Je ne sais pas comment c'est venu. Je crois que je pensais à la mémoire et à la force des souvenirs. Je crois que c'était ça. Mais comme c'était dans cette demi-conscience qui nous libère juste avant de sombrer dans les limbes, je confonds peut-être la cause et la conséquence. Possible que les divagations de mon esprit aient généré cette impression, que la résurgence des souvenirs m'ait fait croire que je pensais à la mémoire alors que c'est elle qui s'est invitée toute seule et m'a apporté la preuve de sa puissance. Enfin bref.

Voilà, je vous ai dit qu'il n'y a pas de comment. Ne me demandez pas non plus pourquoi !

En fait d'expérience, j'ai revisité la maison de ma grand-mère dans le Lot et Garonne.

Ma grand-mère, ça va faire 8 ans qu'elle est morte. Et je crois bien ne pas être entré dans sa maison depuis pas loin de 20 ans. Évidemment ça ne risque plus d'arriver. L'ancien relais des Postes du début du 18ème siècle a été vendu il y a bien longtemps, quand il a fallu installer Mireille dans une maison qui prendrait soin d'elle. Un rapide coup d'oeil dans Street View cet après-midi m'a appris que les nouveaux propriétaires ont bien peu respecté l'âme du lieu (dingue cette capacité qu'ont les humains à être médiocres).

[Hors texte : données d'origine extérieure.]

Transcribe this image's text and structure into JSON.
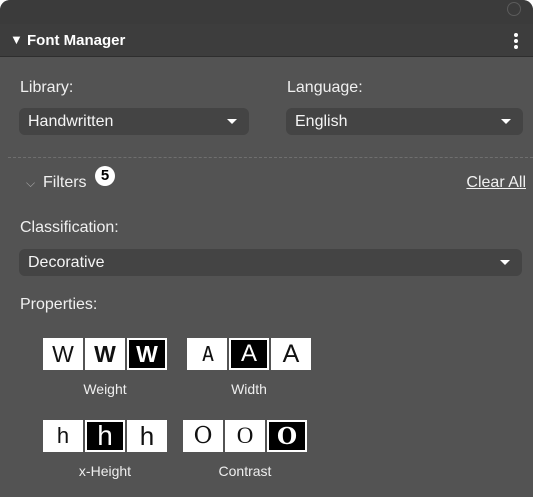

J'allais m'endormir sans trop d'encombres pour une fois donc, lorsque mon cerveau a décidé de me téléporter dans cette maison de Tonneins. Avec une précision chirurgicale !

Exactement à l'étage, dans le petit couloir derrière le rideau, qui menait vers la salle de bain et à la petite chambre où j'avais mes quartiers habituellement. Le "petit vestibule", tel que la maîtresse des lieux le nommait. J'ai d'ailleurs gardé du mot vestibule l'image d'un lieu de passage un peu intime et fermé par des rideaux, là où mes cours d'histoire de l'architecture ont plus tard parlé d'entrées plutôt monumentales !
Je n'étais pas juste devant une image estompée par les années mais bien en situation, DANS le lieu, tous sens en éveil. C'était l'expérience du réel. Je pouvais sentir la moquette sous mes pieds, entendre craquer le plancher et les murs, exactement comme lorsque j'y passais enfant. Et surtout, surtout, je sentais le parfum du bouquet de lavande posé sur la petite commode à gauche de la porte en entrant, ainsi que l'eau de Cologne dont il y avait toujours un flacon là.
Tout y était, dans un réalisme qui me laisse encore bien pensif.